Foreskin feels REALLY good.
By TLCTugger  Jun 11, 2009
49
Nirmay,
Thanks for quoting me but I wanted to tell you that the link you posted goes to a site about anti-aging cream. :? Maybe you accidentally posted the wrong link or something.

Anyway, yes only the boy himself manipulates his foreskin. Trying to encourage retraction would be like trying to retract a girl's clitoral hood and trying to widen her vaginal opening. Not only is it unnecessary and potentially harmful but it is molestation! The genitals develop fine on their very own. This is how they develop naturally in mammals and humans for as long as we have walked the earth. Foreskins of boys and girls do NOT need any help or encouragement to reach maturity. The tight foreskin deserves just as much respect as a tight hymen of a girl. This kind of misinformation is what causes problems for so many of our intact boys here in America.

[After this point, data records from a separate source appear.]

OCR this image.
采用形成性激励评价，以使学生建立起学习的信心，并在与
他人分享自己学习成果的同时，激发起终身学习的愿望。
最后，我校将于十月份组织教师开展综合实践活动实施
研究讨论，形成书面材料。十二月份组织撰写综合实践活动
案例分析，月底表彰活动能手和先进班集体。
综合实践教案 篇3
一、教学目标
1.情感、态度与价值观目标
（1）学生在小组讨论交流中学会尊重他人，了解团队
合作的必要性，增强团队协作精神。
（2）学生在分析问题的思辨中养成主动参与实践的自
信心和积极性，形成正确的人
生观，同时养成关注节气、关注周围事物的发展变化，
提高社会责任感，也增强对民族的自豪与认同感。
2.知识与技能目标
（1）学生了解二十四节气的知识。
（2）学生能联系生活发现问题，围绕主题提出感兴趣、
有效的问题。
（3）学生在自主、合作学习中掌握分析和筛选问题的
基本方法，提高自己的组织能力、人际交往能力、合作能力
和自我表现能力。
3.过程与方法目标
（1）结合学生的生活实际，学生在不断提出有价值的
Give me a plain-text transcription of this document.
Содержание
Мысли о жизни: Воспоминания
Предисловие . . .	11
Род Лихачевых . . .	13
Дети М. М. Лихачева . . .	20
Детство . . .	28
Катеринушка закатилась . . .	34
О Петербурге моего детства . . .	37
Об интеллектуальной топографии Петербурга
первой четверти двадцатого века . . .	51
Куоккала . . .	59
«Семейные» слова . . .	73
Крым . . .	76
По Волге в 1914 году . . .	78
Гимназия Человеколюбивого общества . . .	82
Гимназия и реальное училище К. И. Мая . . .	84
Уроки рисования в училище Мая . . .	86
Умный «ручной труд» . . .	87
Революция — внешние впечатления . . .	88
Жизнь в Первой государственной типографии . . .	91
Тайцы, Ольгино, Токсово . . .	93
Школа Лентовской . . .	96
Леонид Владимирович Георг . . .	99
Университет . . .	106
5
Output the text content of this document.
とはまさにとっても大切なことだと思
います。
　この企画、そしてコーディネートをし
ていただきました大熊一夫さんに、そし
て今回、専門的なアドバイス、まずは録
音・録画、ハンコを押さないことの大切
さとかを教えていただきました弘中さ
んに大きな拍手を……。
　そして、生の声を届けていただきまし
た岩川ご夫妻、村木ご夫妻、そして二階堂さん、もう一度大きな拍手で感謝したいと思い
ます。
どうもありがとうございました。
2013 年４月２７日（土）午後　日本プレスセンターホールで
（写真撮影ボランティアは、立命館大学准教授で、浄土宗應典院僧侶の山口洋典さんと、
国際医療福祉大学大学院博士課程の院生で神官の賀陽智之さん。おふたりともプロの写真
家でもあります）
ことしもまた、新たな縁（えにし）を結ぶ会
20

Parents get overly concerned about their son's intact penis simply b/c many doctors don't respect the normal developmental process. That process isn't complete on most boys until after puberty.
By latinalonestar  Jun 11, 2009
48
his is why it is dangerous to go tugging at pre-pubescent boys' foreskins!!! I will never understand doctors have an obsession with hurrying the retraction process. The penis is pretty well self-cleaning throughout childhood. If you are concerned, soak your child in a warm tub (no soap please) but don't go tugging on his foreskin. The golden rule is that the ONLY person to retract a foreskin is the boy HIMSELF. If you want further information contact Doctor's Opposing Circumcision. They have courses and literature about the development of the intact boy and have done extensive research regarding this issue. Here are a few good links:
http://ezinearticles.com/?Best-Ant...
By nirmay  Jun 11, 2009
47
I also want to add that in a very small percent of men (less than 3%), the foreskin never retracts. As long as it does not impede sex or masturbation there is no need to seek treatment. This can be a normal variation for some men (and women alike). If it does impede sex then the man can use a steroidal cream and stretching exercises. Note this treatment is for grown men ONLY, as some boys take until after puberty to have a fully retractable foreskin.

Really it's not that hard folks. Just treat your sons like you treat your daughters. Only clean what is seen.